Shifeng Liu, Zhengye Zhang, Sirui Zhao et al.

Recent advances in Multimodal Large Language Models (MLLMs) have created new opportunities for facial expression recognition (FER), moving it beyond pure label prediction toward reasoning-based affect understanding. However, existing MLLM-based FER methods still follow a passive paradigm: they rely on externally prepared facial inputs and perform single-pass reasoning over fixed visual evidence, without the capability for active facial perception. To address this limitation, we propose ActFER, an agentic framework that reformulates FER as active visual evidence acquisition followed by multimodal reasoning. Specifically, ActFER dynamically invokes tools for face detection and alignment, selectively zooms into informative local regions, and reasons over facial Action Units (AUs) and emotions through a visual Chain-of-Thought. To realize such behavior, we further develop Utility-Calibrated GRPO (UC-GRPO), a reinforcement learning algorithm tailored to agentic FER. UC-GRPO uses AU-grounded multi-level verifiable rewards to densify supervision, query-conditional contrastive utility estimation to enable sample-aware dynamic credit assignment for local inspection, and emotion-aware EMA calibration to reduce noisy utility estimates while capturing emotion-wise inspection tendencies. This algorithm enables ActFER to learn both when local inspection is beneficial and how to reason over the acquired evidence. Comprehensive experiments show that ActFER trained with UC-GRPO consistently outperforms passive MLLM-based FER baselines and substantially improves AU prediction accuracy.

CVMay 11, 2025
MELLM: Exploring LLM-Powered Micro-Expression Understanding Enhanced by Subtle Motion Perception

Sirui Zhao, Zhengye Zhang, Shifeng Liu et al.

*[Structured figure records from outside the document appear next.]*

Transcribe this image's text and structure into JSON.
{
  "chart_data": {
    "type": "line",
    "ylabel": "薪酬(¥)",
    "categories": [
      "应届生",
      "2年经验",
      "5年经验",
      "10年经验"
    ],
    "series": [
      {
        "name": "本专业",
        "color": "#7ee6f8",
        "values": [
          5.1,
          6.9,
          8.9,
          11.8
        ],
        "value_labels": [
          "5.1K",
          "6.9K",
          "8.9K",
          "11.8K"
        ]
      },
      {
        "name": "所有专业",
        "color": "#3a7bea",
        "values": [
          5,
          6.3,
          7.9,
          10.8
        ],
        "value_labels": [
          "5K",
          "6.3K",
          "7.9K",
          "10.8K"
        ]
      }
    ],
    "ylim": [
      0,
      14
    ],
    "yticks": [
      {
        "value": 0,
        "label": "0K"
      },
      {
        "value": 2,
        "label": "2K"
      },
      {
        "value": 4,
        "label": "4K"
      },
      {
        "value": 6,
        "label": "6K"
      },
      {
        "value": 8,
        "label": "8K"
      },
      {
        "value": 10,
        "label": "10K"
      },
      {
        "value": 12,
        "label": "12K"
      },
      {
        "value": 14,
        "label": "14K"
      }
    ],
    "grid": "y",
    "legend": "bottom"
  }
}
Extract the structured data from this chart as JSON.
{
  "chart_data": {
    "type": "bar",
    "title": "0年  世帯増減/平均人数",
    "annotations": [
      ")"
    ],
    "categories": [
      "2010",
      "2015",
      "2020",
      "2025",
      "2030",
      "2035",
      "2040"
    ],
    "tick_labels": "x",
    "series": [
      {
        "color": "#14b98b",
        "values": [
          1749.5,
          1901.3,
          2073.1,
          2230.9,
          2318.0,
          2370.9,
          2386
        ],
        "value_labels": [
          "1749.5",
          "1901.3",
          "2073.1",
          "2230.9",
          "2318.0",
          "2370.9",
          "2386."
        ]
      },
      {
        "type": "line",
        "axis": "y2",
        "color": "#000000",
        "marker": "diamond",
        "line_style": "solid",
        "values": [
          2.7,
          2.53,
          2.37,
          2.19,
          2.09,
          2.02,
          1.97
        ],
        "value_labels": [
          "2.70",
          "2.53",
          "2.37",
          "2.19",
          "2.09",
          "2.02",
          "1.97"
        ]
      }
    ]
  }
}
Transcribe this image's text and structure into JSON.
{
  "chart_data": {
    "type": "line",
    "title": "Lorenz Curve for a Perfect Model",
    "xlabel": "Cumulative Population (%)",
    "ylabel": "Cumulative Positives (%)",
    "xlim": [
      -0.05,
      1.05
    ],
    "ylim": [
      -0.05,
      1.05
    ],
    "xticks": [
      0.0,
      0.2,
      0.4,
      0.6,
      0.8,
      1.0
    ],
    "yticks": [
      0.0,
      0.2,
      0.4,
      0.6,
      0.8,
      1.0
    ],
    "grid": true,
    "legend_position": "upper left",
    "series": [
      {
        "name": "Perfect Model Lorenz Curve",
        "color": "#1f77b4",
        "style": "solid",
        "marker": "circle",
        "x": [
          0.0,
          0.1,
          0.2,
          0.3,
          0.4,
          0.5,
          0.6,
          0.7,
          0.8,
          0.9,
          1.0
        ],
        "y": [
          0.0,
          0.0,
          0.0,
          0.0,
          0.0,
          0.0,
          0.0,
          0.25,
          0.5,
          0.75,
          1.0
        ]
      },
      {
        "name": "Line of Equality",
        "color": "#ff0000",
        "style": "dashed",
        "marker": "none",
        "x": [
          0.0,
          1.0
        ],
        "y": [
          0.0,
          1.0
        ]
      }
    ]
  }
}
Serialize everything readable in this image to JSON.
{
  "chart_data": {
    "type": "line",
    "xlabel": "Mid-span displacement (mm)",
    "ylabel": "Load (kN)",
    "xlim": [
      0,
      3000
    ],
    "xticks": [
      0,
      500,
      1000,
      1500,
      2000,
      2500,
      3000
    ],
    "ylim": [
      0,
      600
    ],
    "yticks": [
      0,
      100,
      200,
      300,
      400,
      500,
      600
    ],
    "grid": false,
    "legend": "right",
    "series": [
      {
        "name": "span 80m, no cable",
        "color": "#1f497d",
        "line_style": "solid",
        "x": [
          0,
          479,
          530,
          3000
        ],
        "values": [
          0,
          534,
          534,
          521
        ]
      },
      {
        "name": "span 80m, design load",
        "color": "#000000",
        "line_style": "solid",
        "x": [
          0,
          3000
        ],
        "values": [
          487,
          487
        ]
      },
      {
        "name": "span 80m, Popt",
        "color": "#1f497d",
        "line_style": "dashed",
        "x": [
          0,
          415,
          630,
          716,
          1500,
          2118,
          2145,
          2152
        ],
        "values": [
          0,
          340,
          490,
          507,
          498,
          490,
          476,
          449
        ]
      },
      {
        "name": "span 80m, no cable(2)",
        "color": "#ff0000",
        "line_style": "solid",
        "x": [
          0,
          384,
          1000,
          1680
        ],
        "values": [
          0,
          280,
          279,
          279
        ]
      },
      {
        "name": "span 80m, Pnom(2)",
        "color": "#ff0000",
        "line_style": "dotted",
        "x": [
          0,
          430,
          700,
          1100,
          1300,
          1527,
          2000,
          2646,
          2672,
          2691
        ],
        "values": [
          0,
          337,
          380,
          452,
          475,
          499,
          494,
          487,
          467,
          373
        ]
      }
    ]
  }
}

Micro-expressions (MEs), brief and low-intensity facial movements revealing concealed emotions, are crucial for affective computing. Despite notable progress in ME recognition, existing methods are largely confined to discrete emotion classification, lacking the capacity for comprehensive ME Understanding (MEU), particularly in interpreting subtle facial dynamics and underlying emotional cues. While Multimodal Large Language Models (MLLMs) offer potential for MEU with their advanced reasoning abilities, they still struggle to perceive such subtle facial affective behaviors. To bridge this gap, we propose a ME Large Language Model (MELLM) that integrates optical flow-based sensitivity to subtle facial motions with the powerful inference ability of LLMs. Specifically, an iterative, warping-based optical-flow estimator, named MEFlowNet, is introduced to precisely capture facial micro-movements. For its training and evaluation, we construct MEFlowDataset, a large-scale optical-flow dataset with 54,611 onset-apex image pairs spanning diverse identities and subtle facial motions. Subsequently, we design a Flow-Guided Micro-Expression Understanding paradigm. Under this framework, the optical flow signals extracted by MEFlowNet are leveraged to build MEU-Instruct, an instruction-tuning dataset for MEU. MELLM is then fine-tuned on MEU-Instruct, enabling it to translate subtle motion patterns into human-readable descriptions and generate corresponding emotional inferences. Experiments demonstrate that MEFlowNet significantly outperforms existing optical flow methods in facial and ME-flow estimation, while MELLM achieves state-of-the-art accuracy and generalization across multiple ME benchmarks. To the best of our knowledge, this work presents two key contributions: MEFlowNet as the first dedicated ME flow estimator, and MELLM as the first LLM tailored for MEU.